|Google using Whois data for Custom Search set-up?|
Ok this may not be new, or even very interesting to many, so apologies if it has been discussed before but it took me by surprise.
I own a network of sites, some of which I run admin for other people but all share my whois info. A few of these are registered in WMT and a few are not associated with Google in any way. I don't use GA at all incidentally.
Today I was setting up a Google Custom Search for selected sites. I added a few, set it up and tested it, then went back into Google to add more sites. When I clicked ADD SITE and started typing, a suggestion box dropped down, nothing odd there. What was odd - to me - was that the list of sites it was suggesting were exclusively mine. Not only that but it was a complete list of all the *developed* sites I own.
After the surprise wore off, I thought OK, so somewhere along the line I must have inadvertantly notified Google of each one, however it contains sites I only launched 2 weeks ago and in that list are two particular oddities:
Firstly, one of the sites is not a developed website per se. It is a domain I use for serving banners from a database to save bandwidth. Google must have followed an IMG link because it has attempted to index the non-existant front page (SERP extract shows a title of "Index of /" and description "Apache mod_fcgid/2.3.5 mod_auth_passthrough/2.1 mod_bwlimited/1.4 FrontPage/184.108.40.20635" Server") but I have never used this domain in any other way shape or form other than to store images.
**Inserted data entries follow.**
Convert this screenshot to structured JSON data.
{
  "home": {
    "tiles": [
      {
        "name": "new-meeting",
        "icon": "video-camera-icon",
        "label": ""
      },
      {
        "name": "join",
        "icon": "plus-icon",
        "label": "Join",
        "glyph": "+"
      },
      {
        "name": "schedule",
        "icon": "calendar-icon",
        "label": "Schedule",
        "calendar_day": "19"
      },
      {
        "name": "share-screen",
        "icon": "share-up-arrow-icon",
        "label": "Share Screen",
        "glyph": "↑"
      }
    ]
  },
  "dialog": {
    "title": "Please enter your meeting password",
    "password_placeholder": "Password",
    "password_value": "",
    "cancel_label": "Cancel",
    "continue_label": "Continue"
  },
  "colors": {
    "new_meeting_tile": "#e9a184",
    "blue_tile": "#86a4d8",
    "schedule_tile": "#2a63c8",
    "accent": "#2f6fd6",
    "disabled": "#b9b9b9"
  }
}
Secondly, the list of sites in the suggest dropdown are all simply root domains, listed like http://www.bluewidgets.com/ (etc). But one of them is a page on a site (http://www.example.com/something.php).
Well we know Google is a registrar I guess so maybe it isn't that surprising. I'd just never seen any obvious flags before now to suggest they mine and utilise that data. I can't think of any other way they could associate all these sites.
As far as network links go I'm not concerned at all - I link only where one site is relevant to users anyway but I am wondering what other impacts this belated 'discovery' might have? Any thoughts?
[edited by: tedster at 1:20 pm (utc) on Sep 13, 2010]
[edit reason] Make the example domains display clearly [/edit]
Something else to add to that for which I dont have a definitive answer.
The sites that showed in the suggestion box were all relevant to the market vertical I was setting up the search engine for. My sites in other verticals were not suggested. I can only put that down to the fact I described the search engine using the market terminology.
One minor note: the one domain in that vertical I have privacy protected in whois didn't show up in the list.
I suggest that you try doing a Google search for the your name (in quotes) exactly as it appears in the registration records. See if any of the Whois pages that contain the registration data show up in the SERPs.
Yes they do. Although I have just noticed another domain I have privacy protected since Day 1 is appearing in the Suggested Sites list.
|As far as network links go I'm not concerned at all - I link only where one site is relevant to users anyway but I am wondering what other impacts this belated 'discovery' might have? Any thoughts? |
I've read that Google allows a limited amount of interlinking between your own sites, but that excessive interlinking of a large number of sites with common ownership could trigger penalties. I don't know for sure if this is the case, or if it is, just how much interlinking is allowed before the sites would be penalized.
|When I clicked ADD SITE and started typing, a suggestion box dropped down, nothing odd there. What was odd - to me - was that the list of sites it was suggesting were exclusively mine. |
You are a lucky dog. :)
When I start typing, the drop down suggestion box lists a competitor. On top of it, when I stop typing and hit 'search' button Google is asking 'Do you mean [same competing website]?'...
It may be whois info included but it is not only that. It might be interlinking though. This competitor is linking to our website on some back door pages!
|It may be whois info included but it is not only that. It might be interlinking though. This competitor is linking to our website on some back door pages! |
It crossed my mind too, but I think if it was interlinking I would have seen at least one site in the list that wasn't mine (from about 15 sites) but there were no exceptions. My interlinking isn't prolific, nor is it likely to identify the complete network I wouldn't have thought.
What's the hosting situation on these sites?
Varied. They are spread over 4 or 5 ISPs, some on dedicated servers, some US based, some UK. A real mashup. We have CoreIX, GoDaddy, Hostgator, Pipex and one or two others in play. Some domains are .co.uk, some are .com and some are .net plus there's one .info and one (the latest) is an experiment with .co
Actually quick update: I just went back in to check on those extensions and noticed the suggestions list has changed - it's shorter. It still primarily consists of my sites, but gmail.com and a site I have never heard of but which is still relevant to the niche also now appear in the list. There are also two more URLS of subpages from one of my sites in there. Oh and I absolutely don't use, link to or reference gmail.com from anywhere by the way
I thought it might be shorter because it had removed sites I added earlier, but some of the suggestions are ones I previously added.